Now, if there was one thing that Frisky Squirrel liked a little better than anything else, it was butternuts. And when he answered Mr. Crow's question he was so excited that his voice shook just the least bit.
"I'm very fond of them," he said.
"Well, well!" Mr. Crow exclaimed. "I'm glad I happened to mention the matter. They're there--heaps of 'em--great brown piles of 'em--thousands of 'em!"
"Where are they?" Frisky asked him eagerly.
"Oh--I thought I told you," Mr. Crow said. "Why--they're in Farmer Green's attic. His boy put them up there to dry. I saw them through the window, this very day."
Frisky Squirrel was disappointed.
"I mustn't go to Farmer Green's house," he said.
"Pooh! Why not?" asked Mr. Crow.
"It isn't safe. I went there once to get some cake, and I nearly lost my life in the kitchen."

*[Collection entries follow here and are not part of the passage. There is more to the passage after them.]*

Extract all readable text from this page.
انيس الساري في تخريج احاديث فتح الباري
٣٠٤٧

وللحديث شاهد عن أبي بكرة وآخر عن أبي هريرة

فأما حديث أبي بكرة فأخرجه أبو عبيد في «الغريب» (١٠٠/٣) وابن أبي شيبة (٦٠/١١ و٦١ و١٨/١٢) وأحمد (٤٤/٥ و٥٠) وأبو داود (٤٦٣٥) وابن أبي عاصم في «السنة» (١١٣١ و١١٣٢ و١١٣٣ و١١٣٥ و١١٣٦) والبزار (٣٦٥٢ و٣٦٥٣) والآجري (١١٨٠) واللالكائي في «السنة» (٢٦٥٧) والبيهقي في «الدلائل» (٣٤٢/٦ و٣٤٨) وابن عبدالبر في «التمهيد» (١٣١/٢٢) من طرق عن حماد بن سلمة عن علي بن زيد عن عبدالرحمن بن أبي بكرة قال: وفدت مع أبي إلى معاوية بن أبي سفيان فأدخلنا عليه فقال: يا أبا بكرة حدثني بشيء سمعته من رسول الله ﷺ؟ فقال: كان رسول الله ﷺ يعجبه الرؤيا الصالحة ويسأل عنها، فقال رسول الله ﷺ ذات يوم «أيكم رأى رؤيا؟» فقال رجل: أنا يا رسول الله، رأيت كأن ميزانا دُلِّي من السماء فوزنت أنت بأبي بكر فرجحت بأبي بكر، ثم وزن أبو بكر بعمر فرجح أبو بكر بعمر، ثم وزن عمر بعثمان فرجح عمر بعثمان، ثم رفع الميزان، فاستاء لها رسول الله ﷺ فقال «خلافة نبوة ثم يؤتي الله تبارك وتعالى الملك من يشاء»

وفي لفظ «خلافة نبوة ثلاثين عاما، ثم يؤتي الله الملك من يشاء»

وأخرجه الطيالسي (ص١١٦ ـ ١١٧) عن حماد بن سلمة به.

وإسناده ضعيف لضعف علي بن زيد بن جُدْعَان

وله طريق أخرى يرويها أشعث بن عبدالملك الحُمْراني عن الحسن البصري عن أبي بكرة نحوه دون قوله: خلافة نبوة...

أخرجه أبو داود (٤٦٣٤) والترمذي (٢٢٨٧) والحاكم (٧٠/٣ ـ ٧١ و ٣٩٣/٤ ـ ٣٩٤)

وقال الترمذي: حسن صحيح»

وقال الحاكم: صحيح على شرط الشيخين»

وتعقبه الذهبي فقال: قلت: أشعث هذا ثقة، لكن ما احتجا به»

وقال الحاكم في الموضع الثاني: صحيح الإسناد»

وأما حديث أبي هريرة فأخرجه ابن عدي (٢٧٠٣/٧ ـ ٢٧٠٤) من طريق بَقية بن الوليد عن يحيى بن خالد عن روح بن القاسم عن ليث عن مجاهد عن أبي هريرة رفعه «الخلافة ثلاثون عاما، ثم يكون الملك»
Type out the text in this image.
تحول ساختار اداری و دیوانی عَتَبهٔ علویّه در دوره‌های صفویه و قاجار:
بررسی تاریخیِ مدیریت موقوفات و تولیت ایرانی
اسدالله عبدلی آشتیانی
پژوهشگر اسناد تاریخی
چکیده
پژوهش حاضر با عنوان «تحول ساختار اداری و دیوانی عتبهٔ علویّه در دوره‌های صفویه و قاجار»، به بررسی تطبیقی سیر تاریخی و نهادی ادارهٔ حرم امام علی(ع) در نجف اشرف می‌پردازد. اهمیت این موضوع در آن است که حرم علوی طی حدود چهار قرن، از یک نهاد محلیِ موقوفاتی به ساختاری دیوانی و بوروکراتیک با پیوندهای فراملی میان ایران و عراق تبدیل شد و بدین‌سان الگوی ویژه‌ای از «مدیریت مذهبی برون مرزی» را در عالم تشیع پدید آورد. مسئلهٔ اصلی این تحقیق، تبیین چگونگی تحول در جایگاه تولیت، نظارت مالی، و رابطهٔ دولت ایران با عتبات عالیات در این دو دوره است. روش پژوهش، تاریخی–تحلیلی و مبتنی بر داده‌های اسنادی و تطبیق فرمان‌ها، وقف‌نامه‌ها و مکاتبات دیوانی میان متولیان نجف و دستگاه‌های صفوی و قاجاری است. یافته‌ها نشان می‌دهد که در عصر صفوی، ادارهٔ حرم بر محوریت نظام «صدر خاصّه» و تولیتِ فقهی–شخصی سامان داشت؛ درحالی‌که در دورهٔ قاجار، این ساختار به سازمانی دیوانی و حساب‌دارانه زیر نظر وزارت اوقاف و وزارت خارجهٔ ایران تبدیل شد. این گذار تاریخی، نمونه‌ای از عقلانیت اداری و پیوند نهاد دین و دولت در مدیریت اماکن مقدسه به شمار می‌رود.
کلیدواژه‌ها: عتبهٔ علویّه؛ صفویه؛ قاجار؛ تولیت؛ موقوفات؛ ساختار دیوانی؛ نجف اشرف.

"Ah! But this is different," Mr. Crow explained. "You don't have to go into the kitchen at all. All you have to do is to climb that big tree close by the house. And you can hop right through the attic window. There's nobody upstairs in the daytime. In fact, I should call it one of the safest places to go that I know of."
When Mr. Crow said that, Frisky believed him. Mr. Crow was so old, and so wise, and so solemn, that Frisky thought that anything he said must be true.
"I'm going past Farmer Green's house right now," Mr. Crow told Frisky. "I have a little matter to attend to over in the cornfield. And if you want to come along with me I don't mind stopping to show you where the butternuts are. But of course if you're afraid--" Mr. Crow stopped to cough. He buttoned his coat closer around his throat. And then he looked sideways at Frisky Squirrel.
"Afraid!" Frisky exclaimed. "I'm not afraid at all."
"Good!" said Mr. Crow. "Now, then, young fellow! You skip along over to Farmer Green's and I'll be waiting for you down the road a bit."
Old Mr. Crow flapped himself away then. And Frisky Squirrel hurried off in a straight line for the farmhouse.